The Open Science Graphs Interest Group (OSG WG) will investigate the challenges and identify solutions towards achieving interoperability between services and information models of Open Science Graph initiatives. The aim is to improve FAIRness of research data, and more in general FAIR*-ness of science, by enabling the smooth exchange of the interlinked metadata overlay required to access research data at the meta-level of the discovery-for-citation and at the thematic level of the discovery-for-reuse.
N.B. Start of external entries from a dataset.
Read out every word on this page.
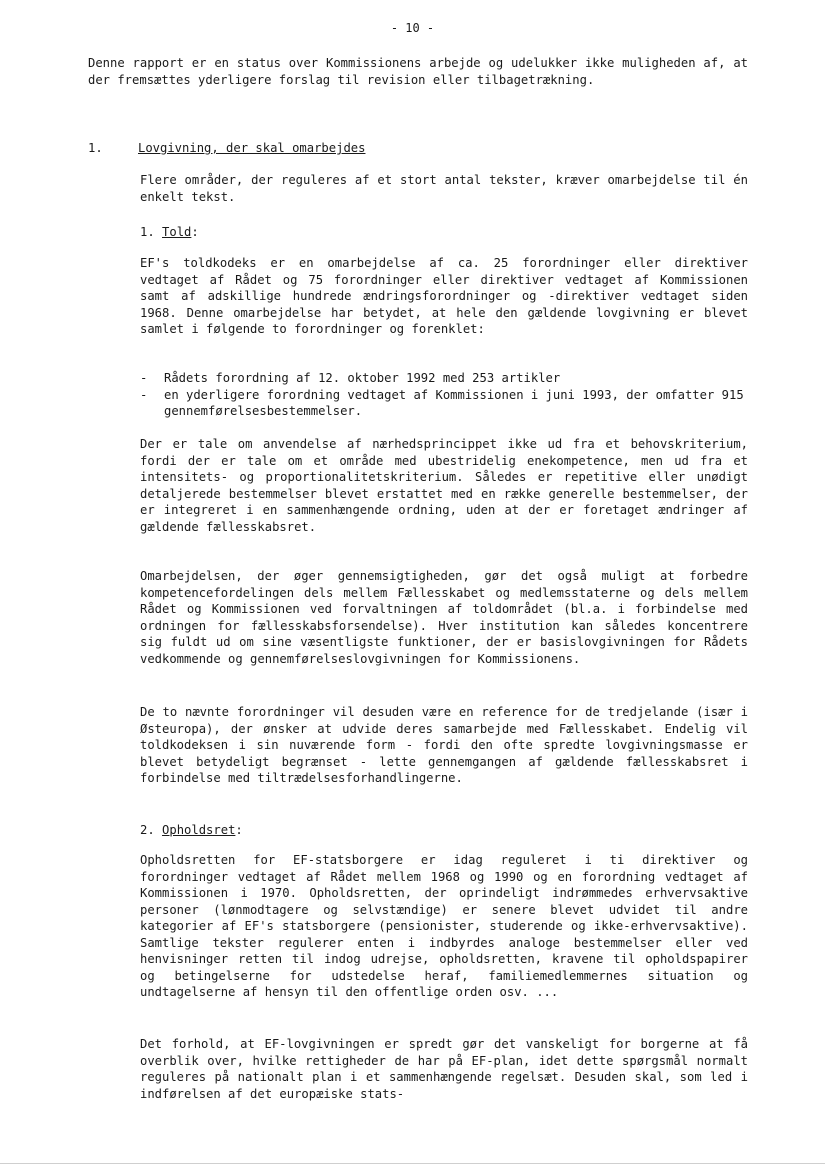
- 10 -

Denne rapport er en status over Kommissionens arbejde og udelukker ikke muligheden af, at der fremsættes yderligere forslag til revision eller tilbagetrækning.

1.	Lovgivning, der skal omarbejdes

Flere områder, der reguleres af et stort antal tekster, kræver omarbejdelse til én enkelt tekst.

1. Told:

EF's toldkodeks er en omarbejdelse af ca. 25 forordninger eller direktiver vedtaget af Rådet og 75 forordninger eller direktiver vedtaget af Kommissionen samt af adskillige hundrede ændringsforordninger og -direktiver vedtaget siden 1968. Denne omarbejdelse har betydet, at hele den gældende lovgivning er blevet samlet i følgende to forordninger og forenklet:

- Rådets forordning af 12. oktober 1992 med 253 artikler
- en yderligere forordning vedtaget af Kommissionen i juni 1993, der omfatter 915 gennemførelsesbestemmelser.

Der er tale om anvendelse af nærhedsprincippet ikke ud fra et behovskriterium, fordi der er tale om et område med ubestridelig enekompetence, men ud fra et intensitets- og proportionalitetskriterium. Således er repetitive eller unødigt detaljerede bestemmelser blevet erstattet med en række generelle bestemmelser, der er integreret i en sammenhængende ordning, uden at der er foretaget ændringer af gældende fællesskabsret.

Omarbejdelsen, der øger gennemsigtigheden, gør det også muligt at forbedre kompetencefordelingen dels mellem Fællesskabet og medlemsstaterne og dels mellem Rådet og Kommissionen ved forvaltningen af toldområdet (bl.a. i forbindelse med ordningen for fællesskabsforsendelse). Hver institution kan således koncentrere sig fuldt ud om sine væsentligste funktioner, der er basislovgivningen for Rådets vedkommende og gennemførelseslovgivningen for Kommissionens.

De to nævnte forordninger vil desuden være en reference for de tredjelande (især i Østeuropa), der ønsker at udvide deres samarbejde med Fællesskabet. Endelig vil toldkodeksen i sin nuværende form - fordi den ofte spredte lovgivningsmasse er blevet betydeligt begrænset - lette gennemgangen af gældende fællesskabsret i forbindelse med tiltrædelsesforhandlingerne.

2. Opholdsret:

Opholdsretten for EF-statsborgere er idag reguleret i ti direktiver og forordninger vedtaget af Rådet mellem 1968 og 1990 og en forordning vedtaget af Kommissionen i 1970. Opholdsretten, der oprindeligt indrømmedes erhvervsaktive personer (lønmodtagere og selvstændige) er senere blevet udvidet til andre kategorier af EF's statsborgere (pensionister, studerende og ikke-erhvervsaktive). Samtlige tekster regulerer enten i indbyrdes analoge bestemmelser eller ved henvisninger retten til indog udrejse, opholdsretten, kravene til opholdspapirer og betingelserne for udstedelse heraf, familiemedlemmernes situation og undtagelserne af hensyn til den offentlige orden osv. ...

Det forhold, at EF-lovgivningen er spredt gør det vanskeligt for borgerne at få overblik over, hvilke rettigheder de har på EF-plan, idet dette spørgsmål normalt reguleres på nationalt plan i et sammenhængende regelsæt. Desuden skal, som led i indførelsen af det europæiske stats-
The following main challenges can be identified as the worth of investigation:
- Build a community of Open Science Graph initiatives working together in the context of RDA with a focus on FAIR data;
- Build on and provide input to the outcomes of RDA IGs and WGs such as DDRI, Scholix, PID, Metadata, Go-FAIR, FAIR Data Maturity Model, Data Usage Statistics, and Data Citation; this will be achieved thanks to the current membership of co-chairs to such groups and by inviting co-chairs of other groups to build active synergies;
- Analyse the state of the art in this domain, by making synergies with the tens of initiatives today building Open Science Graphs and provide an overview of current research data graph activities to frame a definition and classification of such graphs;
- Study the foundations of an information model, a lingua franca, that would enable the realization of an interoperability layer facilitating the exchange of information between graphs;
- Discuss the ideal services, protocols, and APIs required to exchange graphs, query graphs, navigate graphs in both aggregation scenarios and federated access scenarios.
- Identify one or more dedicated RDA Working Groups to tackle/address relevant challenges.